Avis critique rédigé par Vincent L. le mercredi 28 juillet 2010 à 1333

La déchéance d'un ancien roi d'Hollywood...

M. Night Shyamalan avait-il atteint le fond avec le très pénible Phénomènes ? Au gré d'une filmographie partie de très haut (Sixième Sens, Incassable) pour terminer à un niveau qualitatif très médiocre (Le Village, La jeune fille de l'eau), cet ancien roi d'Hollywood a réussi, en seulement quelques années, à se mettre à dos les pontes des grands studios qui, autrefois, lui offraient toute la liberté voulue, ainsi que le grand public jadis adepte de ses films classieux et de ses twists finaux parfois délicieux.

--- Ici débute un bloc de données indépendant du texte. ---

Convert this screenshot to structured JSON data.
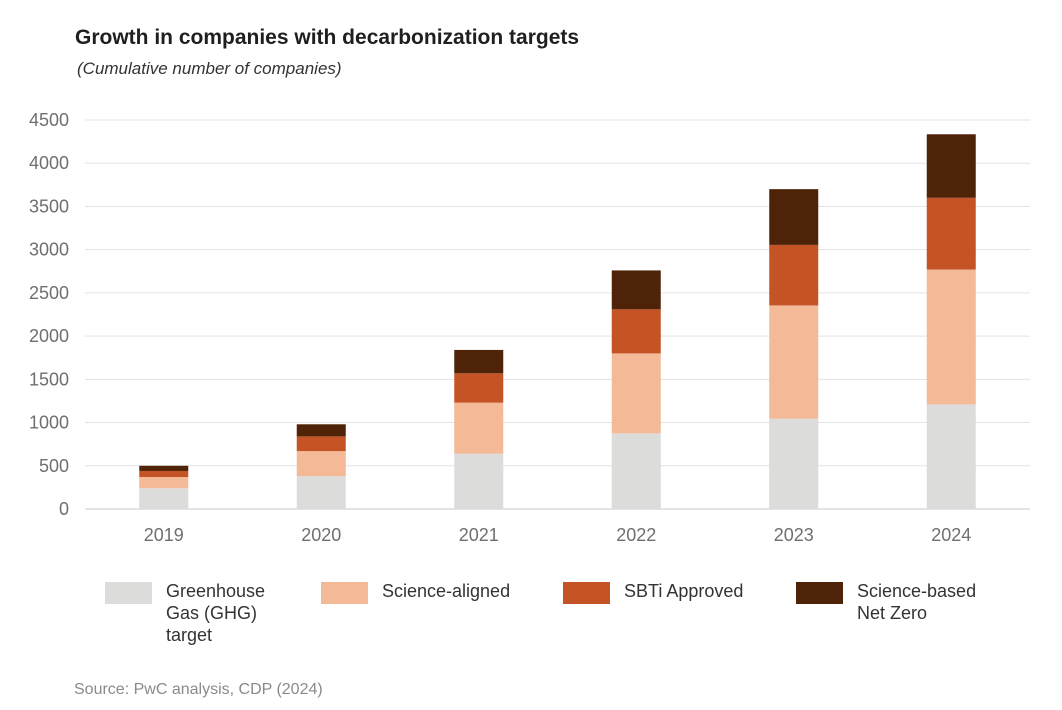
{
  "chart_data": {
    "type": "bar",
    "stacked": true,
    "title": "Growth in companies with decarbonization targets",
    "subtitle": "(Cumulative number of companies)",
    "xlabel": "",
    "ylabel": "",
    "ylim": [
      0,
      4500
    ],
    "yticks": [
      0,
      500,
      1000,
      1500,
      2000,
      2500,
      3000,
      3500,
      4000,
      4500
    ],
    "grid": true,
    "categories": [
      "2019",
      "2020",
      "2021",
      "2022",
      "2023",
      "2024"
    ],
    "series": [
      {
        "name": "Greenhouse\nGas (GHG)\ntarget",
        "color": "#dcdcdb",
        "values": [
          240,
          380,
          640,
          875,
          1045,
          1210
        ]
      },
      {
        "name": "Science-aligned",
        "color": "#f4b996",
        "values": [
          130,
          290,
          590,
          925,
          1310,
          1560
        ]
      },
      {
        "name": "SBTi Approved",
        "color": "#c45325",
        "values": [
          70,
          170,
          340,
          510,
          700,
          830
        ]
      },
      {
        "name": "Science-based\nNet Zero",
        "color": "#4f2308",
        "values": [
          60,
          140,
          270,
          450,
          645,
          735
        ]
      }
    ],
    "legend_position": "bottom",
    "source": "Source: PwC analysis, CDP (2024)"
  }
}
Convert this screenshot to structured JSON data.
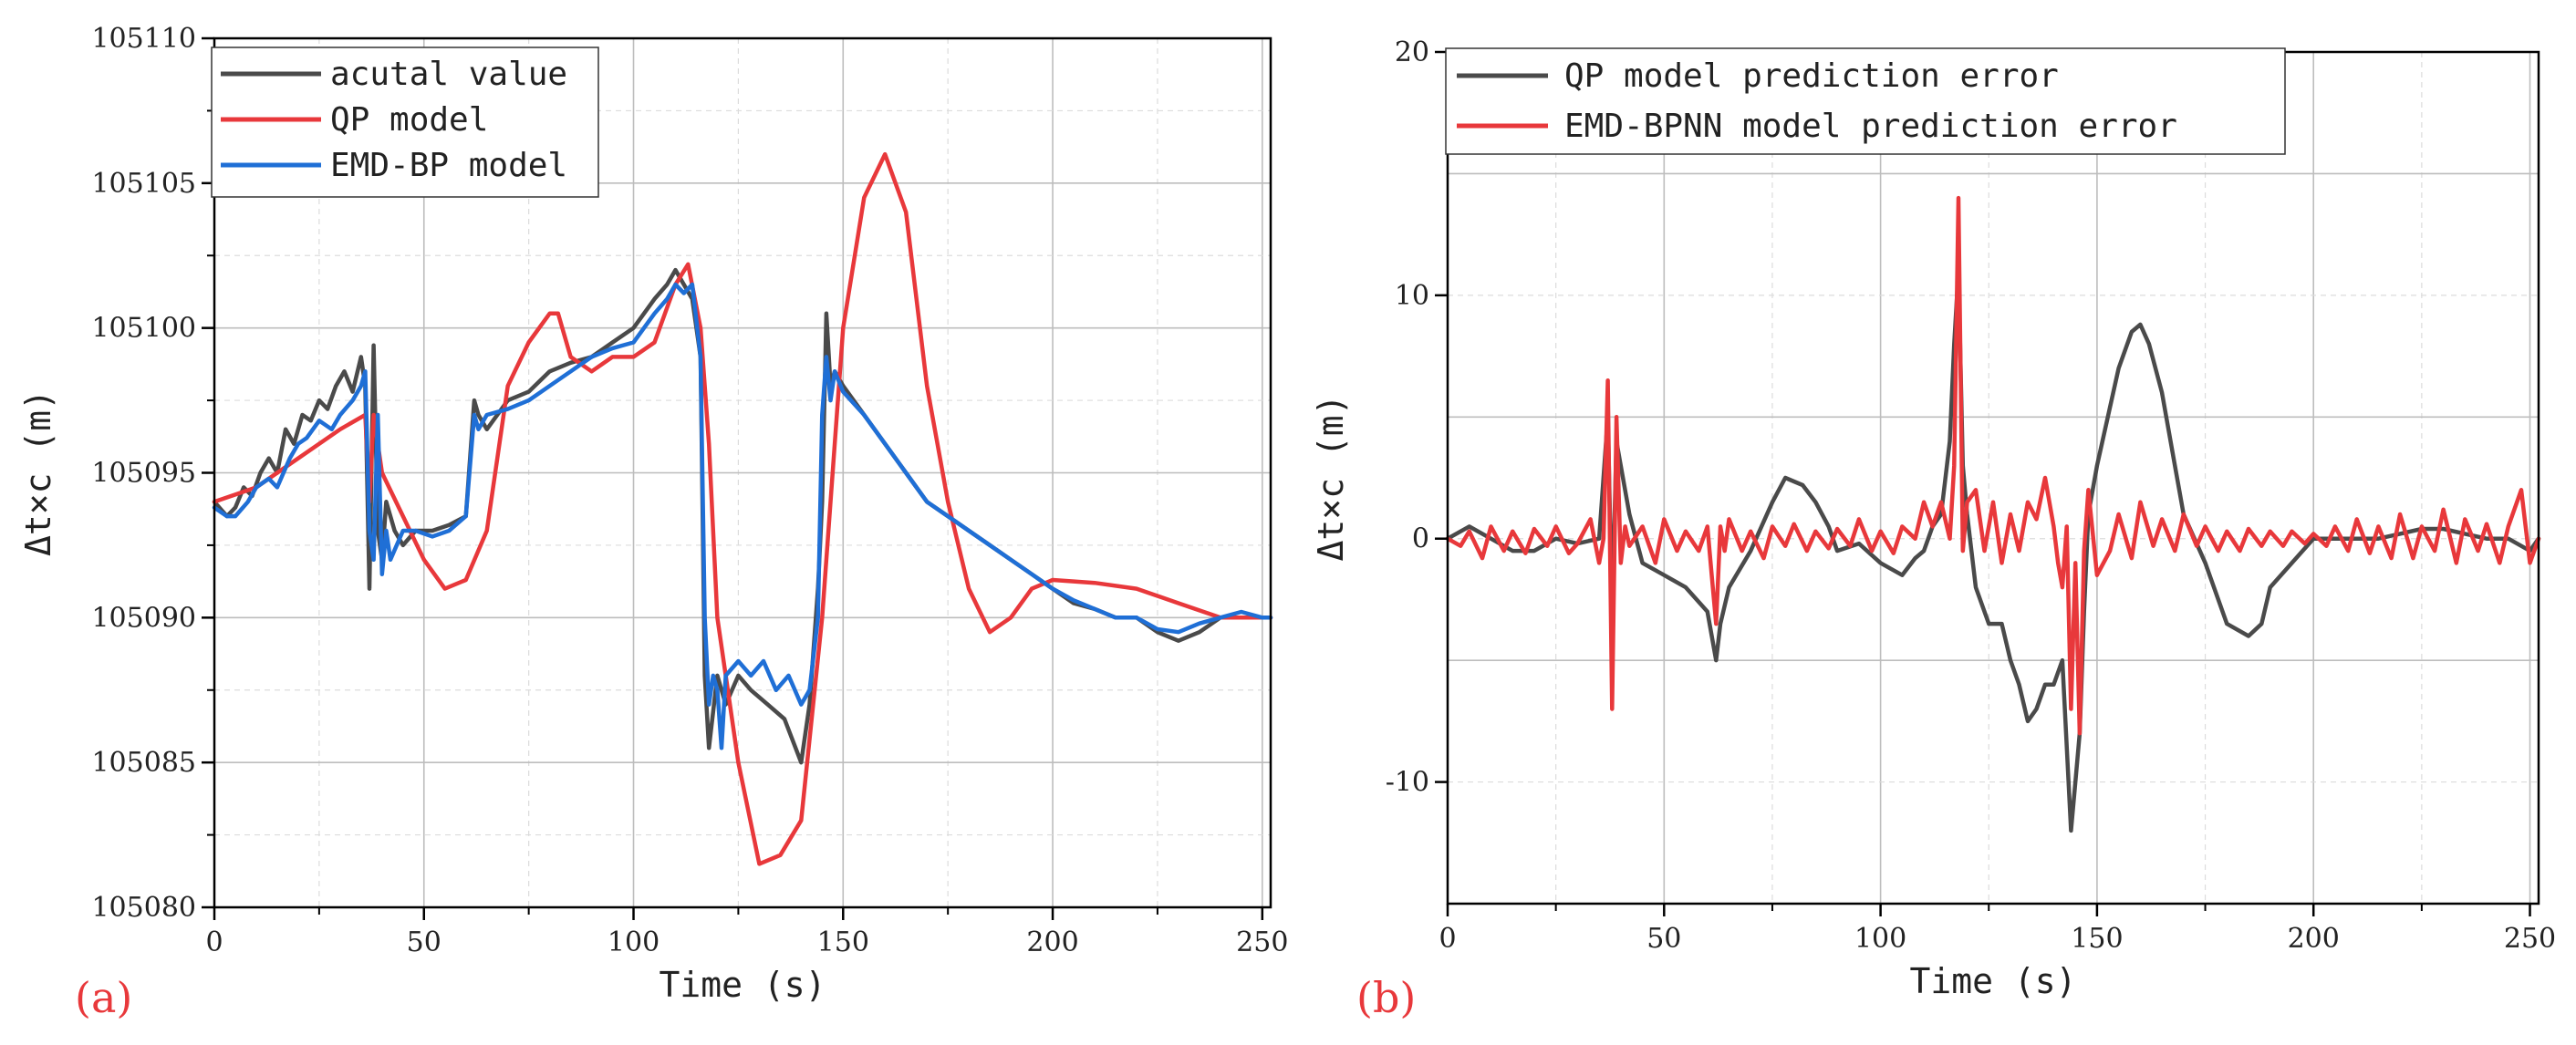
{
  "colors": {
    "actual": "#4a4a4a",
    "qp": "#e8383b",
    "emd": "#1f6fd6",
    "panel_label": "#e8383b"
  },
  "chart_data": [
    {
      "type": "line",
      "panel_label": "(a)",
      "xlabel": "Time (s)",
      "ylabel": "Δt×c (m)",
      "xlim": [
        0,
        252
      ],
      "ylim": [
        105080,
        105110
      ],
      "xticks": [
        0,
        50,
        100,
        150,
        200,
        250
      ],
      "xtick_labels": [
        "0",
        "50",
        "100",
        "150",
        "200",
        "250"
      ],
      "yticks": [
        105080,
        105085,
        105090,
        105095,
        105100,
        105105,
        105110
      ],
      "ytick_labels": [
        "105080",
        "105085",
        "105090",
        "105095",
        "105100",
        "105105",
        "105110"
      ],
      "grid": true,
      "legend": "top-left",
      "series": [
        {
          "name": "acutal value",
          "color_key": "actual",
          "x": [
            0,
            3,
            5,
            7,
            9,
            11,
            13,
            15,
            17,
            19,
            21,
            23,
            25,
            27,
            29,
            31,
            33,
            35,
            36,
            37,
            38,
            39,
            40,
            41,
            43,
            45,
            48,
            52,
            56,
            60,
            62,
            63,
            65,
            70,
            75,
            80,
            85,
            90,
            95,
            100,
            105,
            108,
            110,
            112,
            114,
            116,
            117,
            118,
            120,
            122,
            125,
            128,
            132,
            136,
            140,
            142,
            144,
            145,
            146,
            147,
            148,
            150,
            155,
            160,
            165,
            170,
            175,
            180,
            185,
            190,
            195,
            200,
            205,
            210,
            215,
            220,
            225,
            230,
            235,
            240,
            245,
            250,
            252
          ],
          "values": [
            105094,
            105093.5,
            105093.8,
            105094.5,
            105094.2,
            105095,
            105095.5,
            105095,
            105096.5,
            105096,
            105097,
            105096.8,
            105097.5,
            105097.2,
            105098,
            105098.5,
            105097.8,
            105099,
            105098,
            105091,
            105099.4,
            105093,
            105092,
            105094,
            105093,
            105092.5,
            105093,
            105093,
            105093.2,
            105093.5,
            105097.5,
            105097,
            105096.5,
            105097.5,
            105097.8,
            105098.5,
            105098.8,
            105099,
            105099.5,
            105100,
            105101,
            105101.5,
            105102,
            105101.5,
            105101,
            105099,
            105088,
            105085.5,
            105088,
            105087,
            105088,
            105087.5,
            105087,
            105086.5,
            105085,
            105087,
            105091,
            105094,
            105100.5,
            105098,
            105098.5,
            105098,
            105097,
            105096,
            105095,
            105094,
            105093.5,
            105093,
            105092.5,
            105092,
            105091.5,
            105091,
            105090.5,
            105090.3,
            105090,
            105090,
            105089.5,
            105089.2,
            105089.5,
            105090,
            105090,
            105090,
            105090
          ]
        },
        {
          "name": "QP model",
          "color_key": "qp",
          "x": [
            0,
            10,
            20,
            30,
            36,
            37,
            38,
            40,
            45,
            50,
            55,
            60,
            65,
            70,
            75,
            80,
            82,
            85,
            90,
            95,
            100,
            105,
            110,
            113,
            116,
            118,
            120,
            125,
            130,
            135,
            140,
            145,
            150,
            155,
            160,
            165,
            170,
            175,
            180,
            185,
            190,
            195,
            200,
            210,
            220,
            230,
            240,
            250,
            252
          ],
          "values": [
            105094,
            105094.5,
            105095.5,
            105096.5,
            105097,
            105094,
            105097,
            105095,
            105093.5,
            105092,
            105091,
            105091.3,
            105093,
            105098,
            105099.5,
            105100.5,
            105100.5,
            105099,
            105098.5,
            105099,
            105099,
            105099.5,
            105101.5,
            105102.2,
            105100,
            105096,
            105090,
            105085,
            105081.5,
            105081.8,
            105083,
            105090,
            105100,
            105104.5,
            105106,
            105104,
            105098,
            105094,
            105091,
            105089.5,
            105090,
            105091,
            105091.3,
            105091.2,
            105091,
            105090.5,
            105090,
            105090,
            105090
          ]
        },
        {
          "name": "EMD-BP model",
          "color_key": "emd",
          "x": [
            0,
            3,
            5,
            8,
            10,
            13,
            15,
            18,
            20,
            22,
            25,
            28,
            30,
            33,
            35,
            36,
            37,
            38,
            39,
            40,
            41,
            42,
            45,
            48,
            52,
            56,
            60,
            62,
            63,
            65,
            70,
            75,
            80,
            85,
            90,
            95,
            100,
            105,
            108,
            110,
            112,
            114,
            116,
            117,
            118,
            119,
            120,
            121,
            122,
            125,
            128,
            131,
            134,
            137,
            140,
            142,
            144,
            145,
            146,
            147,
            148,
            150,
            155,
            160,
            165,
            170,
            175,
            180,
            185,
            190,
            195,
            200,
            205,
            210,
            215,
            220,
            225,
            230,
            235,
            240,
            245,
            250,
            252
          ],
          "values": [
            105093.8,
            105093.5,
            105093.5,
            105094,
            105094.5,
            105094.8,
            105094.5,
            105095.5,
            105096,
            105096.2,
            105096.8,
            105096.5,
            105097,
            105097.5,
            105098,
            105098.5,
            105093,
            105092,
            105097,
            105091.5,
            105093,
            105092,
            105093,
            105093,
            105092.8,
            105093,
            105093.5,
            105097,
            105096.5,
            105097,
            105097.2,
            105097.5,
            105098,
            105098.5,
            105099,
            105099.3,
            105099.5,
            105100.5,
            105101,
            105101.5,
            105101.2,
            105101.5,
            105099,
            105090,
            105087,
            105088,
            105087.5,
            105085.5,
            105088,
            105088.5,
            105088,
            105088.5,
            105087.5,
            105088,
            105087,
            105087.5,
            105090,
            105097,
            105099,
            105097.5,
            105098.5,
            105097.8,
            105097,
            105096,
            105095,
            105094,
            105093.5,
            105093,
            105092.5,
            105092,
            105091.5,
            105091,
            105090.6,
            105090.3,
            105090,
            105090,
            105089.6,
            105089.5,
            105089.8,
            105090,
            105090.2,
            105090,
            105090
          ]
        }
      ]
    },
    {
      "type": "line",
      "panel_label": "(b)",
      "xlabel": "Time (s)",
      "ylabel": "Δt×c (m)",
      "xlim": [
        0,
        252
      ],
      "ylim": [
        -15,
        20
      ],
      "xticks": [
        0,
        50,
        100,
        150,
        200,
        250
      ],
      "xtick_labels": [
        "0",
        "50",
        "100",
        "150",
        "200",
        "250"
      ],
      "yticks": [
        -10,
        0,
        10,
        20
      ],
      "ytick_labels": [
        "-10",
        "0",
        "10",
        "20"
      ],
      "grid": true,
      "legend": "top",
      "series": [
        {
          "name": "QP model prediction error",
          "color_key": "actual",
          "x": [
            0,
            5,
            10,
            15,
            20,
            25,
            30,
            35,
            37,
            38,
            39,
            40,
            42,
            45,
            50,
            55,
            60,
            62,
            63,
            65,
            70,
            75,
            78,
            82,
            85,
            88,
            90,
            95,
            100,
            105,
            108,
            110,
            112,
            114,
            116,
            117,
            118,
            119,
            120,
            122,
            125,
            128,
            130,
            132,
            134,
            136,
            138,
            140,
            142,
            144,
            145,
            146,
            147,
            148,
            150,
            155,
            158,
            160,
            162,
            165,
            168,
            170,
            175,
            180,
            185,
            188,
            190,
            195,
            200,
            205,
            210,
            215,
            220,
            225,
            230,
            235,
            240,
            245,
            250,
            252
          ],
          "values": [
            0,
            0.5,
            0,
            -0.5,
            -0.5,
            0,
            -0.2,
            0,
            5,
            -3,
            4,
            3,
            1,
            -1,
            -1.5,
            -2,
            -3,
            -5,
            -3.5,
            -2,
            -0.5,
            1.5,
            2.5,
            2.2,
            1.5,
            0.5,
            -0.5,
            -0.2,
            -1,
            -1.5,
            -0.8,
            -0.5,
            0.5,
            1,
            4,
            8,
            11,
            3,
            1,
            -2,
            -3.5,
            -3.5,
            -5,
            -6,
            -7.5,
            -7,
            -6,
            -6,
            -5,
            -12,
            -10,
            -8,
            -3,
            1,
            3,
            7,
            8.5,
            8.8,
            8,
            6,
            3,
            1,
            -1,
            -3.5,
            -4,
            -3.5,
            -2,
            -1,
            0,
            0,
            0,
            0,
            0.2,
            0.4,
            0.4,
            0.2,
            0,
            0,
            -0.5,
            0
          ]
        },
        {
          "name": "EMD-BPNN model prediction error",
          "color_key": "qp",
          "x": [
            0,
            3,
            5,
            8,
            10,
            13,
            15,
            18,
            20,
            23,
            25,
            28,
            30,
            33,
            35,
            36,
            37,
            38,
            39,
            40,
            41,
            42,
            45,
            48,
            50,
            53,
            55,
            58,
            60,
            61,
            62,
            63,
            64,
            65,
            68,
            70,
            73,
            75,
            78,
            80,
            83,
            85,
            88,
            90,
            93,
            95,
            98,
            100,
            103,
            105,
            108,
            110,
            112,
            114,
            116,
            117,
            118,
            119,
            120,
            122,
            124,
            126,
            128,
            130,
            132,
            134,
            136,
            138,
            140,
            141,
            142,
            143,
            144,
            145,
            146,
            147,
            148,
            150,
            153,
            155,
            158,
            160,
            163,
            165,
            168,
            170,
            173,
            175,
            178,
            180,
            183,
            185,
            188,
            190,
            193,
            195,
            198,
            200,
            203,
            205,
            208,
            210,
            213,
            215,
            218,
            220,
            223,
            225,
            228,
            230,
            233,
            235,
            238,
            240,
            243,
            245,
            248,
            250,
            252
          ],
          "values": [
            0,
            -0.3,
            0.3,
            -0.8,
            0.5,
            -0.5,
            0.3,
            -0.6,
            0.4,
            -0.3,
            0.5,
            -0.6,
            -0.2,
            0.8,
            -1,
            0,
            6.5,
            -7,
            5,
            -1,
            0.5,
            -0.3,
            0.5,
            -1,
            0.8,
            -0.5,
            0.3,
            -0.5,
            0.5,
            -1.5,
            -3.5,
            0.5,
            -0.5,
            0.8,
            -0.5,
            0.3,
            -0.8,
            0.5,
            -0.3,
            0.6,
            -0.5,
            0.3,
            -0.4,
            0.4,
            -0.3,
            0.8,
            -0.5,
            0.3,
            -0.6,
            0.5,
            0,
            1.5,
            0.5,
            1.5,
            0,
            3,
            14,
            -0.5,
            1.5,
            2,
            -0.5,
            1.5,
            -1,
            1,
            -0.5,
            1.5,
            0.8,
            2.5,
            0.5,
            -1,
            -2,
            0.5,
            -7,
            -1,
            -8,
            -0.5,
            2,
            -1.5,
            -0.5,
            1,
            -0.8,
            1.5,
            -0.3,
            0.8,
            -0.5,
            1,
            -0.3,
            0.5,
            -0.5,
            0.3,
            -0.5,
            0.4,
            -0.3,
            0.3,
            -0.3,
            0.3,
            -0.2,
            0.2,
            -0.3,
            0.5,
            -0.5,
            0.8,
            -0.6,
            0.5,
            -0.8,
            1,
            -0.8,
            0.5,
            -0.5,
            1.2,
            -1,
            0.8,
            -0.5,
            0.6,
            -1,
            0.5,
            2,
            -1,
            0
          ]
        }
      ]
    }
  ]
}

Aujourd'hui, Shyamalan n'est plus rien, son nom étant désormais associé à ses peu glorieux derniers long-métrages, et aux échecs artistiques et commerciaux y étant liés. Le dernier maître de l'air, blockbuster estival au budget plus que conséquent, semblait être sa dernière chance de reconquérir un public perdu, et de retrouver un fragment de sa gloire perdue. Malheureusement, au vu la piètre qualité du résultat final, on ne peut que se dire que l'ère Shyamalan est désormais totalement révolue.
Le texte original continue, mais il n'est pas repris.